Danny, you mention the assets loading as a possible cause. I was under the assumption that the graphics assets obviously load before they are displayed, so they can't be held responsible for slowdown if there is memory available, right?

Then there's the audio. How is audio loading handled? I though the code block would be executed 'line per line' (I'm oversimplifying, I know, but bear with me) so the delay due to audio file loading would be before graphics is displayed, since this is how code is structured. If however the audio engine loads stuff in the background this could be the cause of the problem. Any info on how Corona handles this? If this error would be the cause then I can work around that, I guess.

The only other causes I can think of are:
1) the adding of the touch and enterframe eventlisteners to the runtime (the only two event-listeners. Is it 'faster' or more efficient to attach the touch listeners to my tiles-displayGroup?)
2) some code that always runs when you start an app or start playing sounds, or start using the "sprite" module, so something to do with Corona framework.
3) some external non-Corona related processes, like bluetooth or trying to make a wi-fi connection, but I'm practically ruling this out since the slowdown is not at the start of the app, but at the start of the level.

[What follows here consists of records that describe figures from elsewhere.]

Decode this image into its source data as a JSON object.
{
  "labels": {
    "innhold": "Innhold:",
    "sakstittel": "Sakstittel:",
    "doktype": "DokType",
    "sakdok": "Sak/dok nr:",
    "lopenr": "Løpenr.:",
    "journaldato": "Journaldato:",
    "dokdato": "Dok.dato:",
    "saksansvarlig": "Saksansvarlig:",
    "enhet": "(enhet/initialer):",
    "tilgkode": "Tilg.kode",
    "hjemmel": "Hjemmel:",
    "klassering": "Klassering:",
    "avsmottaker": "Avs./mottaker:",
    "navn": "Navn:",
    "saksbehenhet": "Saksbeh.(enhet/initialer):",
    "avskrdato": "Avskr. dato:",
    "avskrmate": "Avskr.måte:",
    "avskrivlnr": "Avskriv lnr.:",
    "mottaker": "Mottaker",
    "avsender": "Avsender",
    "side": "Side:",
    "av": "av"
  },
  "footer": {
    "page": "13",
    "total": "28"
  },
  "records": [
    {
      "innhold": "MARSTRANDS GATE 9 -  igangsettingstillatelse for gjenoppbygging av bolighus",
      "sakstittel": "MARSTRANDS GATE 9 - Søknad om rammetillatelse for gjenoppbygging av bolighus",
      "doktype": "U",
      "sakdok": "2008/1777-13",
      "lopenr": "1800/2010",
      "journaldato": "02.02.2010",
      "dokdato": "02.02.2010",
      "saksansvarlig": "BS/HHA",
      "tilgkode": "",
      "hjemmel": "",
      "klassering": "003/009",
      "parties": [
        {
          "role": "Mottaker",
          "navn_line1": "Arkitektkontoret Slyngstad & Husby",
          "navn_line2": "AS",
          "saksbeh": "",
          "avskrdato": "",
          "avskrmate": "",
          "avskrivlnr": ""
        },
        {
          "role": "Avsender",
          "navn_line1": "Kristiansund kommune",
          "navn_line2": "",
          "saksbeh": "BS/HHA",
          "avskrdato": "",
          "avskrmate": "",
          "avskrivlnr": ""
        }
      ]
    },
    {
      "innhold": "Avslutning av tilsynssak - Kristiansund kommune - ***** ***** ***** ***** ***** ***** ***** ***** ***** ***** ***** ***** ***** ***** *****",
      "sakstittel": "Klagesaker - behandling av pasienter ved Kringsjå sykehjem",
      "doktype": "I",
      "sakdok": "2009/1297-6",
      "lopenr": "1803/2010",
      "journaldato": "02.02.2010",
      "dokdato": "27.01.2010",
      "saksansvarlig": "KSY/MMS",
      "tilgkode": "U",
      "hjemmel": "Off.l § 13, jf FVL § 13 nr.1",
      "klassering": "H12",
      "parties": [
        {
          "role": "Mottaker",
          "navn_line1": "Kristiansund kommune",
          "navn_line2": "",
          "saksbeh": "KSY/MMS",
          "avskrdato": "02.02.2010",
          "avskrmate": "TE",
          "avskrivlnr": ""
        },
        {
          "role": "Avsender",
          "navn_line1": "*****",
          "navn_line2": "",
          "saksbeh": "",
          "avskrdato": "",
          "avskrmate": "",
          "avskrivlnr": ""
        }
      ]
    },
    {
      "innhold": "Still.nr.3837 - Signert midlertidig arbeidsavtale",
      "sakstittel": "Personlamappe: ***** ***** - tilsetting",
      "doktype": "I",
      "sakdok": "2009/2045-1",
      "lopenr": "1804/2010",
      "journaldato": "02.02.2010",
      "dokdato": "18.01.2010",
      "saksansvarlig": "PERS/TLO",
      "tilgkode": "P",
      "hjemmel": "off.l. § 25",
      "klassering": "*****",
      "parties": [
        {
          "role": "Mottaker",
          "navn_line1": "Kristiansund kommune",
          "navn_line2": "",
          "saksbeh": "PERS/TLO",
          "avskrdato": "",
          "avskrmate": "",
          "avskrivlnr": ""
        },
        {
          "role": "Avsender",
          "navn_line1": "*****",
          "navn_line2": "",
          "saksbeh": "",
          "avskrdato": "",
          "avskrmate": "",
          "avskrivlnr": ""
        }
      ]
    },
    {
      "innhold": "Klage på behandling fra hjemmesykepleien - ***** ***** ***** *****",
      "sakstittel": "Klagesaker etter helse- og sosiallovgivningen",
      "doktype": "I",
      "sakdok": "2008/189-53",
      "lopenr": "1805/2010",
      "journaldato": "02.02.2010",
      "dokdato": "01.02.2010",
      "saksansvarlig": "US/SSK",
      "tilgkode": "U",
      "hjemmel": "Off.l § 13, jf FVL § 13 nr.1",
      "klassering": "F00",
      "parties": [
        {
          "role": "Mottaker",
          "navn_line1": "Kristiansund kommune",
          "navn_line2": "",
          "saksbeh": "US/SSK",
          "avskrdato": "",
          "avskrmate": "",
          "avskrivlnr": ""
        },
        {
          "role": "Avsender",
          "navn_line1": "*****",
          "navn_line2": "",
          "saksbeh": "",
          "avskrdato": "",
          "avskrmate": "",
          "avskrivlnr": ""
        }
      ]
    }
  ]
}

I'm going to send you my project code in a PM. I am not expecting you to check it out, so feel free to just leave it as is, but if you want to take a look, please do!

The interface is simple:
- start app
- press the white square (this is the temporary "start game" button)
- left and right half of screen make the player move. Another touch on the opposing side makes the player jump.
- as you will hear, it's a sort of music based platform game in a VERY early phase.

Thanks!
Thomas

p.s. Rob, when you say Corona is 'crunching' images and sounds do you mean just loading, or resizing internally - since I don't resize anything?

Hmmm.. Any way to send private messages? I don't want to put all my code out there just like that. Share some and help out, yes, share all, no.